A few days passes and D has reached out to me once again, this time with more panic in his words. Unfortunately what I feared to be true ( that is, the attacker had unrestricted root access to the OS) proved to be very likely. His mariadb woudn’t run, because of errors in InnoDB and his database root user was deleted. In order to fix what was left of his database, I was forced to delete ib_logfiles risking corrupting some data and try to save what was possible to fix. Then, I stopped the mysql service and logged in while skipping grant tables:
sudo rm /var/lib/mysql/ib_logfile* sudo mysqlcheck --repair --all-databases sudo systemctl stop mysql sudo mysqld_safe --skip-grant-tables &
Then I was able to finally login to mysql and create a new root user. Annoyingly, when running mysql in this regime, you are unable to use some of the more userfriendly features of the database (no CREATE user command, no GRANT privileges, etc.). Instead, you have to do what you’re almost never supposed to do and edit the inner mysql tables manually.

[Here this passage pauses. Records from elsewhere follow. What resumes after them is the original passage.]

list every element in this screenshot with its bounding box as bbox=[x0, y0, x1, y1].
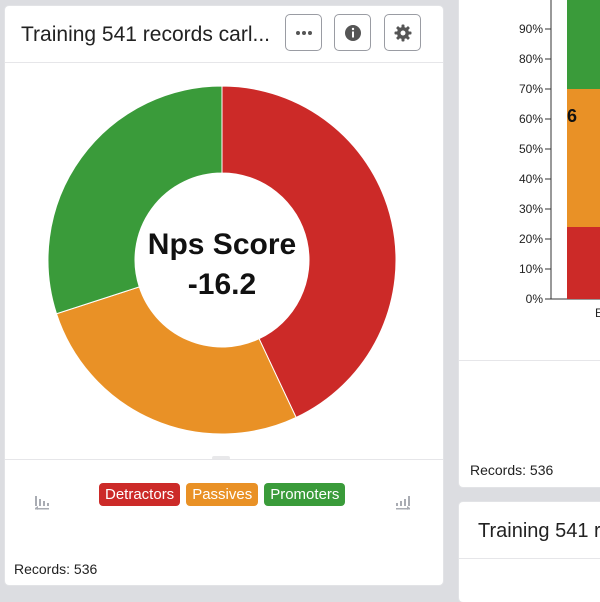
card-title: Training 541 records carl... bbox=[21, 23, 270, 46]
records-count: Records: 536 bbox=[14, 561, 98, 577]
bar-value-label: 6 bbox=[567, 106, 577, 126]
info-button[interactable] bbox=[334, 14, 371, 51]
settings-button[interactable] bbox=[384, 14, 421, 51]
info-icon bbox=[345, 25, 361, 41]
card-header: Training 541 records carl... bbox=[5, 6, 443, 63]
y-tick-label: 60% bbox=[519, 112, 543, 126]
records-count: Records: 536 bbox=[470, 462, 554, 478]
y-tick-label: 10% bbox=[519, 262, 543, 276]
y-tick-label: 70% bbox=[519, 82, 543, 96]
sort-descending-icon[interactable] bbox=[33, 494, 51, 512]
donut-slice-detractors[interactable] bbox=[221, 85, 397, 419]
resize-grip[interactable] bbox=[212, 456, 230, 460]
y-tick-label: 0% bbox=[526, 292, 544, 306]
y-tick-label: 40% bbox=[519, 172, 543, 186]
nps-score-label: Nps Score bbox=[148, 228, 296, 261]
y-tick-label: 80% bbox=[519, 52, 543, 66]
x-tick-label: E bbox=[595, 306, 600, 320]
y-tick-label: 50% bbox=[519, 142, 543, 156]
bar-segment-detractors[interactable] bbox=[567, 227, 600, 299]
y-tick-label: 30% bbox=[519, 202, 543, 216]
donut-slice-passives[interactable] bbox=[55, 286, 297, 435]
bar-segment-promoters[interactable] bbox=[567, 0, 600, 89]
card-title: Training 541 r bbox=[478, 520, 600, 542]
nps-score-value: -16.2 bbox=[188, 268, 256, 301]
stacked-bar-chart: 90% 80% 70% 60% 50% 40% 30% 20% 10% 0% 6 E bbox=[519, 0, 600, 320]
legend-item-promoters[interactable]: Promoters bbox=[264, 483, 346, 506]
y-tick-label: 20% bbox=[519, 232, 543, 246]
widget-card: Training 541 r bbox=[459, 502, 600, 602]
divider bbox=[5, 459, 443, 460]
donut-slice-promoters[interactable] bbox=[47, 85, 223, 315]
ellipsis-icon bbox=[296, 31, 312, 35]
chart-legend: Detractors Passives Promoters bbox=[99, 483, 351, 506]
divider bbox=[459, 558, 600, 559]
sort-ascending-icon[interactable] bbox=[394, 494, 412, 512]
y-tick-label: 90% bbox=[519, 22, 543, 36]
stacked-bar-widget-card: 90% 80% 70% 60% 50% 40% 30% 20% 10% 0% 6 E Record… bbox=[459, 0, 600, 487]
legend-item-detractors[interactable]: Detractors bbox=[99, 483, 181, 506]
nps-donut-chart: Nps Score -16.2 bbox=[47, 85, 397, 435]
nps-widget-card: Training 541 records carl... bbox=[5, 6, 443, 585]
bar-segment-passives[interactable] bbox=[567, 89, 600, 227]
more-options-button[interactable] bbox=[285, 14, 322, 51]
gear-icon bbox=[394, 24, 412, 42]
divider bbox=[459, 360, 600, 361]
legend-item-passives[interactable]: Passives bbox=[186, 483, 259, 506]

INSERT INTO mysql.user SET user = 'root', host = 'localhost', password = Password('password'), Select_priv = 'y', Insert_priv = 'y', Update_priv = 'y', Delete_priv = 'y', Create_priv = 'y', Drop_priv = 'y', Reload_priv = 'y', Shutdown_priv = 'y', Process_priv = 'y', File_priv = 'y', Grant_priv = 'y', References_priv = 'y', Index_priv = 'y', Alter_priv = 'y', Show_db_priv = 'y', Super_priv = 'y', Create_tmp_table_priv = 'y', Lock_tables_priv = 'y', Execute_priv = 'y', Repl_slave_priv = 'y', Repl_client_priv = 'y', Create_view_priv = 'y', Show_view_priv = 'y', Create_routine_priv = 'y', Alter_routine_priv = 'y', Create_user_priv = 'y', Event_priv = 'y', Trigger_priv = 'y', Create_tablespace_priv = 'y', ssl_cipher = '', x509_issuer = '', x509_subject = '', authentication_string = '';
The monstrosity above has done the trick and I was finally able to kill this unholy mysql session, restore the regular one and login as root. Then I changed the password, and altered the configs of WordPress and Phpmyadmin accordingly. Lastly, I’ve sent a message to D, explaining that this is just a temporary solution and that he should migrate to a new clean machine and my further assistance would come with my regular friendly fee.